The sole of my foot itched. Should I stomp on it? After all, this was the moment I had been waiting for.
But oddly, that seemed brutal. Messy. Disrespectful.
I looked at the little creature at my feet and whispered, “Wait here, I’ll be right back.”
Its antennae twitched as if to reply to an insecticidal woman who had just become a cockroach whisperer.
Stealthily, I slipped away in search of something ‘better’ to finish up our story.
Returning, with a rolled up newspaper in my hand. The front page was already splattered with crises.
The creature was waiting for me, which made me feel oddly affectionate. Maybe it was on its last legs? Who knows?

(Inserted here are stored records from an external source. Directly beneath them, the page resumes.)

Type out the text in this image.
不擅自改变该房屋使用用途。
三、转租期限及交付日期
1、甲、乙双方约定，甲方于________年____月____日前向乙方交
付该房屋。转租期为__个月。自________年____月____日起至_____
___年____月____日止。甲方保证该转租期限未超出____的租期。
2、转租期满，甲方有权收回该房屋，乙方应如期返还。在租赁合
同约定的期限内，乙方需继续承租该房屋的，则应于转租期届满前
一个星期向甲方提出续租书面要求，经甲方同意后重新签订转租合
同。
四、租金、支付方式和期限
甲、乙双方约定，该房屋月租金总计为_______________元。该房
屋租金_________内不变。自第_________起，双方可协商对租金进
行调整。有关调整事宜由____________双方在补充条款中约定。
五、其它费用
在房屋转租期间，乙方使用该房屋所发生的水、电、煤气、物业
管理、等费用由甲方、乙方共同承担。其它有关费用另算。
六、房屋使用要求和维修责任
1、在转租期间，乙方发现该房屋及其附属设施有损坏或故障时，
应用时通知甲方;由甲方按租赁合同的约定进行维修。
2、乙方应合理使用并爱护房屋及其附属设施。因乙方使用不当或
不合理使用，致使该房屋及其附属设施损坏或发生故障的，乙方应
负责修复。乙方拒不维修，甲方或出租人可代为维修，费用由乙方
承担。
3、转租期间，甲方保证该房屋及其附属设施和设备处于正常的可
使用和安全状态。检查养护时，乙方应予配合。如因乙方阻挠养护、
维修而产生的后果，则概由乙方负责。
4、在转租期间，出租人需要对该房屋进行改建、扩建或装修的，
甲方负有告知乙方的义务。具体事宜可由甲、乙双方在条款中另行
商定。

But its antennae still twitched in a lively enough way.
Then, there was a thundering Thwack! as all the bad news came crashing down on its head.
I like to think it was a meaningful death, as I slammed my final point home.
V
No one gets sentimental about cockroaches or cancer. So it felt good to pulverize it.
But still, I feel grateful to that little critter — so reviled.
I was going crazy with fear, and it helped me tell a better story to myself, about my chances for survival.
It reminded me to watch the way my own mind scuttles into dark corners, when I’m triggered by fear.
That was five years ago, and I’m grateful to be a cancer survivor.
But in a world full of crises, I hanker for a better story than a sole survivor alone in a bunker, at the end of the world.
And slowly, healing forms these scars into question marks, asking how to re-write our stories into webs of wonder? How to weave a better nest for all of life’s young? How to re-build ourselves into mosaics of grateful peaces?
Repatriated to creation, how to root for all life? Yours. Mine. Mycelium. Sea grass. Insects.
Yes. All of it. Even the damn cockroaches.